A move from competition to collaboration is what’s happening. But for that collaboration to be authentic there needs to be some exploration of shared values and purpose. All of the systems and procedures in the world can’t deliver that for you.

I’ll credit the insight of Duncan Jenkins, Director of Pharmacy and Pop. Health at Dudley Integrated Healthcare with a phrase that really sums this up. “We’re moving from a system of care managed by correspondence to one where care will be managed by conversations.”

Common ground?

This might all sound really hard. Maybe even too hard. Because we’re talking about revolution, not evolution.

But what’s in our favour is, despite all of the disparate visions, the different values, and the diverse cultures, health and social care organisations and the people within them do share the core fundamental beliefs.

People who work in health and care organisations want to make things better for patients. It’s the essence of why we do what we do.

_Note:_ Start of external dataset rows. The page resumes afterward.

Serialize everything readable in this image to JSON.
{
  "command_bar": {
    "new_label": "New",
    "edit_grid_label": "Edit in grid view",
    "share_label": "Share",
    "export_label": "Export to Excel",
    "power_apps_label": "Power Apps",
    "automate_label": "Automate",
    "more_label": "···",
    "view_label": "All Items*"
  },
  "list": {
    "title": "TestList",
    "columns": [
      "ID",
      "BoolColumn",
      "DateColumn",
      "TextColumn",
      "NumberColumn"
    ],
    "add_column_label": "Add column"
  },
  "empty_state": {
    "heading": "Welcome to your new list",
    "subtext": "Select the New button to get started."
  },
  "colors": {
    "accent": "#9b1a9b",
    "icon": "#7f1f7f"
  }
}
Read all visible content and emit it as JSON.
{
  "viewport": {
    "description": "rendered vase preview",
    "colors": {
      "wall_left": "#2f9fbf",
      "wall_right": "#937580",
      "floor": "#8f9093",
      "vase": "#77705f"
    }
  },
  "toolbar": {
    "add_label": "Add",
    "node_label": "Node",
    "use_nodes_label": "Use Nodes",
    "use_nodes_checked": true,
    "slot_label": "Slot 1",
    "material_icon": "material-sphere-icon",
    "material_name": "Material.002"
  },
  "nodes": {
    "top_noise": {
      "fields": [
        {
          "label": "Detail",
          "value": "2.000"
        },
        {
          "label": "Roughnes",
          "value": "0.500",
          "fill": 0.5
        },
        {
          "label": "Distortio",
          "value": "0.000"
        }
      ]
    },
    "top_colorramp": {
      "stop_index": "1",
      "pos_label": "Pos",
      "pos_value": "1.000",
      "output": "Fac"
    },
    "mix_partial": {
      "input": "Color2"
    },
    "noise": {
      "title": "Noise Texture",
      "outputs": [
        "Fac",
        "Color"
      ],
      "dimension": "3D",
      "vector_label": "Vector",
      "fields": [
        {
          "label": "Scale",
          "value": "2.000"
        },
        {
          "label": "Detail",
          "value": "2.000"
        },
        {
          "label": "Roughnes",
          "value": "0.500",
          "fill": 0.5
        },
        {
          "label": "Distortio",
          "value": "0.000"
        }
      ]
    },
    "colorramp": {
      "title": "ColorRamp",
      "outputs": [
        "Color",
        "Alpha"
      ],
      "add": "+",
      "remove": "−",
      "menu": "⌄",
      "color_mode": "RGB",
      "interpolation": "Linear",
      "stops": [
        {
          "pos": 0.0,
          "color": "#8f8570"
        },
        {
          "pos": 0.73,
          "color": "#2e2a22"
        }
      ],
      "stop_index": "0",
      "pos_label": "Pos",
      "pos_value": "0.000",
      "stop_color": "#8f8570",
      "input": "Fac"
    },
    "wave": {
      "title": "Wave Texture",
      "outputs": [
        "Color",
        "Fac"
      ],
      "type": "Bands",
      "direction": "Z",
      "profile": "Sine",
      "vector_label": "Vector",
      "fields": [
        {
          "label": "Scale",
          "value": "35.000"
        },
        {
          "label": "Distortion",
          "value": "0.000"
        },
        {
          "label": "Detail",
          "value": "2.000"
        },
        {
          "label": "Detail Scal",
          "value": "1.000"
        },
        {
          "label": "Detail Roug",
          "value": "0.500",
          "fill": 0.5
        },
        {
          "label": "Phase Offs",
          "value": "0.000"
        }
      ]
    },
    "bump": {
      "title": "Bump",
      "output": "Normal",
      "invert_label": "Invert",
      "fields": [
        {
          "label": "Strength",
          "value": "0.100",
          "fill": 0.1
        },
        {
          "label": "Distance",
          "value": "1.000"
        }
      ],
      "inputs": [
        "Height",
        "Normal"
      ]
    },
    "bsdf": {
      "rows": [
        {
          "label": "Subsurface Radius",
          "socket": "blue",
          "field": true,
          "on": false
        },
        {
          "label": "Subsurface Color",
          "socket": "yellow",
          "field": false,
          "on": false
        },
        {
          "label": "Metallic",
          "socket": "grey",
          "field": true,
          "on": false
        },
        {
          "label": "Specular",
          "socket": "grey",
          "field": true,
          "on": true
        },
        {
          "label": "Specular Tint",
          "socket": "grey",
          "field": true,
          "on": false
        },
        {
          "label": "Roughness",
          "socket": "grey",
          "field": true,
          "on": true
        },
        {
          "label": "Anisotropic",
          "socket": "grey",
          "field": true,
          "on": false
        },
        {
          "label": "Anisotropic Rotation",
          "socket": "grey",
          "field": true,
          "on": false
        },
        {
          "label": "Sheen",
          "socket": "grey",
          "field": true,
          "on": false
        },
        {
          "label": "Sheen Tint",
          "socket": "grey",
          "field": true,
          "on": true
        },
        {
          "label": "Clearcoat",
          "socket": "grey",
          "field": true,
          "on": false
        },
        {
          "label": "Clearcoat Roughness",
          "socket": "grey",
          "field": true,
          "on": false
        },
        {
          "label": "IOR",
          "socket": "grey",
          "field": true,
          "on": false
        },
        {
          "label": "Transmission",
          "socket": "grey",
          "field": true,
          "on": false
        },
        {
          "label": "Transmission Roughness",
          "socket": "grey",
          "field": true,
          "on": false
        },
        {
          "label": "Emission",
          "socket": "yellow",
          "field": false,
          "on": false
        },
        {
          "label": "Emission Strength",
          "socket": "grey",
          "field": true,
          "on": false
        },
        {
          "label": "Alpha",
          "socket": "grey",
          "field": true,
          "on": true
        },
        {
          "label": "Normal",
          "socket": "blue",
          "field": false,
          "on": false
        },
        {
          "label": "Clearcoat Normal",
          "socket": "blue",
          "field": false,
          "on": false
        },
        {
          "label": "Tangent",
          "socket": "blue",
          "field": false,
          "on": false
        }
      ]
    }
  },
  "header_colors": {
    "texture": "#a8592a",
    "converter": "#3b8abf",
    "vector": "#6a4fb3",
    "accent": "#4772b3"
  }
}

Whether you’re a surgeon, a porter, a healthcare assistant, or an executive, you will share that drive to have patients at the heart of all decisions. It’s a great starting point and a reason to believe that ICSs will be successful as long as the hard conversations take place.

Sometimes, success depends more on how you behave than on anything that can be written down.

1 Comment

  1. A fascinating blog and a somewhat utopian view of the new NHS re-organisation. My heart hopes your views are reflected in reality. My head tells me there will still be organisational power struggles, still protection of individual budgets. Being a veteran of several similar re-organisations, the names may change (health authorities, primary care groups, primary care trusts, clinical care groups et al), but essentially those running them don’t. The nature of how they work doesn’t, it’s so engrained; to be fair they tend to be of continual survival mode. As the saying goes it’s just like moving the deckchairs on the Titanic.
    The number of moving parts has increased, which means more leaders with more ambitions, more pressures and of course more egos. I hope, as you say, revolution starts on July 1st, but I fear it is going to need patient evolution; unfortunately history points to that patience running out before the next grand reorganisational idea is implemented.